In the case of going no contact from a friend or partner, it might be the first time that you’ve gotten to truly focus on yourself for a while. Now is the time to look inward, make changes, and embrace your own needs.

It’s also important to spend time with friends or loved ones who lift you up during this time. Try new hobbies or go back to old activities you miss and think about what you want in your life. Maybe you enjoy writing songs, taking photos, or watching sports. These are all great outlets and ways to reconnect with what makes you feel joy.

Now that you’ve gone NC and are free of a toxic relationship, work on developing self-confidence and loving yourself unconditionally. It may seem far away, but unconditional self-love is absolutely possible, no matter how much trauma you’ve been through.

Self-love doesn’t mean that you will feel great all of the time, but it does mean that you will value and protect your emotional wellbeing in a way you couldn’t before. Treat this as a time of freedom and exploration.

Make sure that your needs are met

In addition to working through guilt, it’s important to make sure that you’re using self-care during this time, and that you have everything you need to make it through.

If you’ve ever heard of Maslow’s hierarchy of needs, it’s a good diagram to refer to during this time. You want to make sure that you have all of the components of your needs met so that you can really focus on having the happiest and healthiest life possible. If you’re in college and are struggling, your university may have resources to help. 

What comes after NC? 

Going no contact is absolutely vital in some situations. If you have to go no contact, you’re strong and deserving of healing and freedom. You didn’t do anything wrong, and you deserve to be extremely proud of making this step toward wellbeing.

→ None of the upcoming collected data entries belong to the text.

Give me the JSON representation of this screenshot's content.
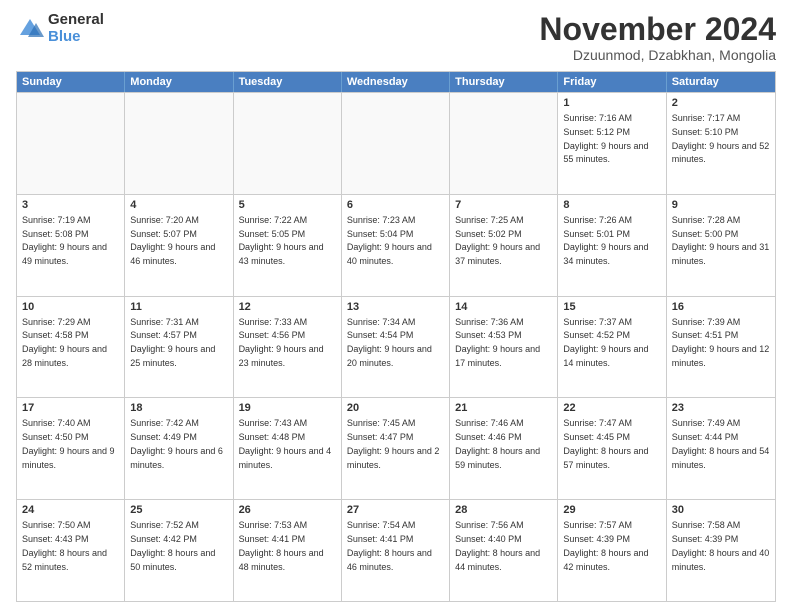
{
  "logo": {
    "general": "General",
    "blue": "Blue"
  },
  "header": {
    "month": "November 2024",
    "location": "Dzuunmod, Dzabkhan, Mongolia"
  },
  "weekdays": [
    "Sunday",
    "Monday",
    "Tuesday",
    "Wednesday",
    "Thursday",
    "Friday",
    "Saturday"
  ],
  "rows": [
    [
      {
        "day": "",
        "sunrise": "",
        "sunset": "",
        "daylight": "",
        "empty": true
      },
      {
        "day": "",
        "sunrise": "",
        "sunset": "",
        "daylight": "",
        "empty": true
      },
      {
        "day": "",
        "sunrise": "",
        "sunset": "",
        "daylight": "",
        "empty": true
      },
      {
        "day": "",
        "sunrise": "",
        "sunset": "",
        "daylight": "",
        "empty": true
      },
      {
        "day": "",
        "sunrise": "",
        "sunset": "",
        "daylight": "",
        "empty": true
      },
      {
        "day": "1",
        "sunrise": "Sunrise: 7:16 AM",
        "sunset": "Sunset: 5:12 PM",
        "daylight": "Daylight: 9 hours and 55 minutes.",
        "empty": false
      },
      {
        "day": "2",
        "sunrise": "Sunrise: 7:17 AM",
        "sunset": "Sunset: 5:10 PM",
        "daylight": "Daylight: 9 hours and 52 minutes.",
        "empty": false
      }
    ],
    [
      {
        "day": "3",
        "sunrise": "Sunrise: 7:19 AM",
        "sunset": "Sunset: 5:08 PM",
        "daylight": "Daylight: 9 hours and 49 minutes.",
        "empty": false
      },
      {
        "day": "4",
        "sunrise": "Sunrise: 7:20 AM",
        "sunset": "Sunset: 5:07 PM",
        "daylight": "Daylight: 9 hours and 46 minutes.",
        "empty": false
      },
      {
        "day": "5",
        "sunrise": "Sunrise: 7:22 AM",
        "sunset": "Sunset: 5:05 PM",
        "daylight": "Daylight: 9 hours and 43 minutes.",
        "empty": false
      },
      {
        "day": "6",
        "sunrise": "Sunrise: 7:23 AM",
        "sunset": "Sunset: 5:04 PM",
        "daylight": "Daylight: 9 hours and 40 minutes.",
        "empty": false
      },
      {
        "day": "7",
        "sunrise": "Sunrise: 7:25 AM",
        "sunset": "Sunset: 5:02 PM",
        "daylight": "Daylight: 9 hours and 37 minutes.",
        "empty": false
      },
      {
        "day": "8",
        "sunrise": "Sunrise: 7:26 AM",
        "sunset": "Sunset: 5:01 PM",
        "daylight": "Daylight: 9 hours and 34 minutes.",
        "empty": false
      },
      {
        "day": "9",
        "sunrise": "Sunrise: 7:28 AM",
        "sunset": "Sunset: 5:00 PM",
        "daylight": "Daylight: 9 hours and 31 minutes.",
        "empty": false
      }
    ],
    [
      {
        "day": "10",
        "sunrise": "Sunrise: 7:29 AM",
        "sunset": "Sunset: 4:58 PM",
        "daylight": "Daylight: 9 hours and 28 minutes.",
        "empty": false
      },
      {
        "day": "11",
        "sunrise": "Sunrise: 7:31 AM",
        "sunset": "Sunset: 4:57 PM",
        "daylight": "Daylight: 9 hours and 25 minutes.",
        "empty": false
      },
      {
        "day": "12",
        "sunrise": "Sunrise: 7:33 AM",
        "sunset": "Sunset: 4:56 PM",
        "daylight": "Daylight: 9 hours and 23 minutes.",
        "empty": false
      },
      {
        "day": "13",
        "sunrise": "Sunrise: 7:34 AM",
        "sunset": "Sunset: 4:54 PM",
        "daylight": "Daylight: 9 hours and 20 minutes.",
        "empty": false
      },
      {
        "day": "14",
        "sunrise": "Sunrise: 7:36 AM",
        "sunset": "Sunset: 4:53 PM",
        "daylight": "Daylight: 9 hours and 17 minutes.",
        "empty": false
      },
      {
        "day": "15",
        "sunrise": "Sunrise: 7:37 AM",
        "sunset": "Sunset: 4:52 PM",
        "daylight": "Daylight: 9 hours and 14 minutes.",
        "empty": false
      },
      {
        "day": "16",
        "sunrise": "Sunrise: 7:39 AM",
        "sunset": "Sunset: 4:51 PM",
        "daylight": "Daylight: 9 hours and 12 minutes.",
        "empty": false
      }
    ],
    [
      {
        "day": "17",
        "sunrise": "Sunrise: 7:40 AM",
        "sunset": "Sunset: 4:50 PM",
        "daylight": "Daylight: 9 hours and 9 minutes.",
        "empty": false
      },
      {
        "day": "18",
        "sunrise": "Sunrise: 7:42 AM",
        "sunset": "Sunset: 4:49 PM",
        "daylight": "Daylight: 9 hours and 6 minutes.",
        "empty": false
      },
      {
        "day": "19",
        "sunrise": "Sunrise: 7:43 AM",
        "sunset": "Sunset: 4:48 PM",
        "daylight": "Daylight: 9 hours and 4 minutes.",
        "empty": false
      },
      {
        "day": "20",
        "sunrise": "Sunrise: 7:45 AM",
        "sunset": "Sunset: 4:47 PM",
        "daylight": "Daylight: 9 hours and 2 minutes.",
        "empty": false
      },
      {
        "day": "21",
        "sunrise": "Sunrise: 7:46 AM",
        "sunset": "Sunset: 4:46 PM",
        "daylight": "Daylight: 8 hours and 59 minutes.",
        "empty": false
      },
      {
        "day": "22",
        "sunrise": "Sunrise: 7:47 AM",
        "sunset": "Sunset: 4:45 PM",
        "daylight": "Daylight: 8 hours and 57 minutes.",
        "empty": false
      },
      {
        "day": "23",
        "sunrise": "Sunrise: 7:49 AM",
        "sunset": "Sunset: 4:44 PM",
        "daylight": "Daylight: 8 hours and 54 minutes.",
        "empty": false
      }
    ],
    [
      {
        "day": "24",
        "sunrise": "Sunrise: 7:50 AM",
        "sunset": "Sunset: 4:43 PM",
        "daylight": "Daylight: 8 hours and 52 minutes.",
        "empty": false
      },
      {
        "day": "25",
        "sunrise": "Sunrise: 7:52 AM",
        "sunset": "Sunset: 4:42 PM",
        "daylight": "Daylight: 8 hours and 50 minutes.",
        "empty": false
      },
      {
        "day": "26",
        "sunrise": "Sunrise: 7:53 AM",
        "sunset": "Sunset: 4:41 PM",
        "daylight": "Daylight: 8 hours and 48 minutes.",
        "empty": false
      },
      {
        "day": "27",
        "sunrise": "Sunrise: 7:54 AM",
        "sunset": "Sunset: 4:41 PM",
        "daylight": "Daylight: 8 hours and 46 minutes.",
        "empty": false
      },
      {
        "day": "28",
        "sunrise": "Sunrise: 7:56 AM",
        "sunset": "Sunset: 4:40 PM",
        "daylight": "Daylight: 8 hours and 44 minutes.",
        "empty": false
      },
      {
        "day": "29",
        "sunrise": "Sunrise: 7:57 AM",
        "sunset": "Sunset: 4:39 PM",
        "daylight": "Daylight: 8 hours and 42 minutes.",
        "empty": false
      },
      {
        "day": "30",
        "sunrise": "Sunrise: 7:58 AM",
        "sunset": "Sunset: 4:39 PM",
        "daylight": "Daylight: 8 hours and 40 minutes.",
        "empty": false
      }
    ]
  ]
}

Life after going NC can come with a bit of fear at first, but ultimately, it can make for a much lighter and brighter life, and an accelerated healing process from the traumatic relationship.

Going NC also doesn’t have to be forever. Cutting off contact is often the only way to fully heal, but once you feel stable and solid, you may want to occasionally reach back out. There are no hard and fast rules here, except to prioritize your personal wellbeing above all else.

To work through feelings of guilt or trauma you might’ve experienced with the NC’d person, some choose to see a licensed mental health professional. Other people choose to talk with peers who have been in similar situations — in some cases, only those who have also been there will understand the need to go NC.

Remember that you’re now free from the confinements of your old circumstances. After going no-contact, you’re free to embrace all life has to offer.